Petra, don’t you see? I made my decisions. I made my plans. I didn’t ask you to become part of them.”

“But I already
was!
I know you wanted to send me to the Academy. Oh, yes, I know!”

Mikal Kronos waved his hand. “Well, that will never happen now.”

“Good! I’m glad! Because I never would have gone! You —” Her voice broke. She felt as if something were wringing her insides, as if she were a rag. “What do you want from me? What do you want me to say? I did this for you.”

“Did you really?” He raised his hands and then let them fall to the arms of the chair. Petra stood before him. He shook his head again. “This is the worst thing you could have done.”

This was not what Petra had imagined. This was not what she had imagined at all. And so she said something she could never have imagined she would ever say. “I hate you,” she whispered. Then she ran out of the room.

S
HE SPED
across the wet snow, which was already melting in the rising sun. She ran until she choked on her own breath. She
pushed her way into the woods, sat in the cold mud, and cried. Unless you count several hours of chopping onions, Petra hadn’t shed a tear since her father had been brought home to Okno, even though there were many times when she had wanted badly to do so. Now Petra didn’t think she would ever stop crying.

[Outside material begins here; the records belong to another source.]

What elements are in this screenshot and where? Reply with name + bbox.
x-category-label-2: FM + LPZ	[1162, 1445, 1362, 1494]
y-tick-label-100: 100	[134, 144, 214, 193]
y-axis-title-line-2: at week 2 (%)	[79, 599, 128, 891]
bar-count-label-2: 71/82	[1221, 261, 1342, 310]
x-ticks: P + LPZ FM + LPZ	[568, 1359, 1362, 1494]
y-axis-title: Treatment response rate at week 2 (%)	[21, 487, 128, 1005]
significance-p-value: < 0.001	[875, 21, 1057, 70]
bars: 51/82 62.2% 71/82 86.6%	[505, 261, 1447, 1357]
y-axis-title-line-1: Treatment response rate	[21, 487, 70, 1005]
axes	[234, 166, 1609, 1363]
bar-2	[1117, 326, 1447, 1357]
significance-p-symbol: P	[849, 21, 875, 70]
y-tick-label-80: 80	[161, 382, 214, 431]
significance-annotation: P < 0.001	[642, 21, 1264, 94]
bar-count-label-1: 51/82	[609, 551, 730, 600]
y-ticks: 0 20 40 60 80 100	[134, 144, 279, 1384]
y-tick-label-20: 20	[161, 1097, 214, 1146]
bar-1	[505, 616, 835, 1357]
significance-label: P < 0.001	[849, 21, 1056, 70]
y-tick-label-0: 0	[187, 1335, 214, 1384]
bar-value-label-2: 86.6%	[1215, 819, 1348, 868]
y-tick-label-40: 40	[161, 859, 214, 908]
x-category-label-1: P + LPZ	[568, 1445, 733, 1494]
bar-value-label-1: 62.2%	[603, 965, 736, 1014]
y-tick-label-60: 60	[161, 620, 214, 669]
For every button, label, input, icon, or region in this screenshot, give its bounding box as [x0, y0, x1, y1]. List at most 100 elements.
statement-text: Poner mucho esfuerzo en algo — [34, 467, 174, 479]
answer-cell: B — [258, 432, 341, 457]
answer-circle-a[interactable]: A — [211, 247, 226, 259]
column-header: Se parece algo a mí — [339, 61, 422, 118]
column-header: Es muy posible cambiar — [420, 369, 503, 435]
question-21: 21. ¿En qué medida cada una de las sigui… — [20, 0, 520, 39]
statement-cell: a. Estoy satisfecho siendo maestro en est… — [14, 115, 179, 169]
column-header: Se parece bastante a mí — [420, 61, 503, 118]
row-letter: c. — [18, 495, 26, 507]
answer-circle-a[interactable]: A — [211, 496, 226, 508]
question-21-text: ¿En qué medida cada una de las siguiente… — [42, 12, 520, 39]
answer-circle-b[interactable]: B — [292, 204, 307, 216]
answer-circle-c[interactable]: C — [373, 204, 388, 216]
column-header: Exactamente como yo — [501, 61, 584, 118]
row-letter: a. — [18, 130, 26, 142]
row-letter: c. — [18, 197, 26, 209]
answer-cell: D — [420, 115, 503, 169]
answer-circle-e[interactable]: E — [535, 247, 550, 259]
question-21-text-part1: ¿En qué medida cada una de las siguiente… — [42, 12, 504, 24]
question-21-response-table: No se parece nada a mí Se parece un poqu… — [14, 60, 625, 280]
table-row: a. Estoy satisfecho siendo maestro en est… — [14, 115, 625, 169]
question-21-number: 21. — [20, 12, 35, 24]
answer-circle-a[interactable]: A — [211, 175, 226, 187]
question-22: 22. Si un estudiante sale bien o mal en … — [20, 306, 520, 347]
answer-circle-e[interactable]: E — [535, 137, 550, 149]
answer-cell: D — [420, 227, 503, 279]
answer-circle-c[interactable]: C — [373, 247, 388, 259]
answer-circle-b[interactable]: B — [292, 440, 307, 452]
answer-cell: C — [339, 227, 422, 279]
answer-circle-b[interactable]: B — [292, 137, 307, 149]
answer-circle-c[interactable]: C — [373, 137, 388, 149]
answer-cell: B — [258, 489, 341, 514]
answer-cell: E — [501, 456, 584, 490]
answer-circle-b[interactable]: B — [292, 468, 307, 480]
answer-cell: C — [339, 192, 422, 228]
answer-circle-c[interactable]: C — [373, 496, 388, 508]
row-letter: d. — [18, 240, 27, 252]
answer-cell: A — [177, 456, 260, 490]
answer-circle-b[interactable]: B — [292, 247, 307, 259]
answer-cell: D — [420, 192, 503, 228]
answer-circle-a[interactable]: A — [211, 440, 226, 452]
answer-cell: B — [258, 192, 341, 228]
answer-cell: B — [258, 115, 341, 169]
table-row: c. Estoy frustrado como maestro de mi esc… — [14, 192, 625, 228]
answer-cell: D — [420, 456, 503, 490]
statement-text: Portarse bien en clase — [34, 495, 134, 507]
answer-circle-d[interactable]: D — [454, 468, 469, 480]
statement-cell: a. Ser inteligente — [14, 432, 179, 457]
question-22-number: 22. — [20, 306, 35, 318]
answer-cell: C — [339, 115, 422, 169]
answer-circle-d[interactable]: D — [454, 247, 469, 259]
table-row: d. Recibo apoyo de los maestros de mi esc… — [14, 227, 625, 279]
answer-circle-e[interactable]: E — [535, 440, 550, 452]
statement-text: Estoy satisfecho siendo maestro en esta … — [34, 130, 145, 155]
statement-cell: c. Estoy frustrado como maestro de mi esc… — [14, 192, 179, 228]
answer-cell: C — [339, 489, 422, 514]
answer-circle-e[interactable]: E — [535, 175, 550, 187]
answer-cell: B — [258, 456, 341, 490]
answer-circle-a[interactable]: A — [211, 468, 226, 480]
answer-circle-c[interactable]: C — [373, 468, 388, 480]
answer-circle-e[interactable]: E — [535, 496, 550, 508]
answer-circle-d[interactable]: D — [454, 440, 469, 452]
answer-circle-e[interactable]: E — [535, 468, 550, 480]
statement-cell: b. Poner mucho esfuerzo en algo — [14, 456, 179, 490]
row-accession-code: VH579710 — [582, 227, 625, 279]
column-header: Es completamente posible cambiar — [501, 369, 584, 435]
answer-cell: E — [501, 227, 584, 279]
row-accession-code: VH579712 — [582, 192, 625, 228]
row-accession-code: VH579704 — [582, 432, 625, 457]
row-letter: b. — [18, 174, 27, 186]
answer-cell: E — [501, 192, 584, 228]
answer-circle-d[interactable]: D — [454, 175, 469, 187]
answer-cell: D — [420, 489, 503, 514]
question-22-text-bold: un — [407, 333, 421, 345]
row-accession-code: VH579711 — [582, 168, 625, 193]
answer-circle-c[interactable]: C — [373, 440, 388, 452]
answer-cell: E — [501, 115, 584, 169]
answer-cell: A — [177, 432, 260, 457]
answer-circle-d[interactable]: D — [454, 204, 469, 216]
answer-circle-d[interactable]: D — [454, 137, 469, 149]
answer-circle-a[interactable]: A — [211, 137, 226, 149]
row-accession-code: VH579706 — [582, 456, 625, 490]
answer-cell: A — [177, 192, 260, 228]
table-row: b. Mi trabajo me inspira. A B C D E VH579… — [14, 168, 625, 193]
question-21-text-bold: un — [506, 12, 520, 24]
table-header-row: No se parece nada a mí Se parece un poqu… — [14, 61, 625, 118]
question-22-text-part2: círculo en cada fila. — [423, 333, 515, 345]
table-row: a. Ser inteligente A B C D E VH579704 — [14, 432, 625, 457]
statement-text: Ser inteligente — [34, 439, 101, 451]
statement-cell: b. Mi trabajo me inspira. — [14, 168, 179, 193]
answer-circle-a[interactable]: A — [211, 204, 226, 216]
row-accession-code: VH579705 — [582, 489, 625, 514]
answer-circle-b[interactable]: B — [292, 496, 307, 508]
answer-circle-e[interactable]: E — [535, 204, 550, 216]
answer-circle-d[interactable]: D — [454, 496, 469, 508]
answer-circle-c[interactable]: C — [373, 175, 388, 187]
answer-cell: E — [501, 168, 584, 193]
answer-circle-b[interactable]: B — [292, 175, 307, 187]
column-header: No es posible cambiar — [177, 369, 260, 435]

When she did, she felt like a dried-up riverbed. Like packed, cracked dirt with no chance of ever being anything else. She stared blankly ahead, and wondered if she should run away again, if she should try to find the Lovari. She fingered the horseshoe around her neck. Maybe it wasn’t too late …

But then something silvery crept across her foot.

“Go away, Astro,” she said in a dull voice, without looking down.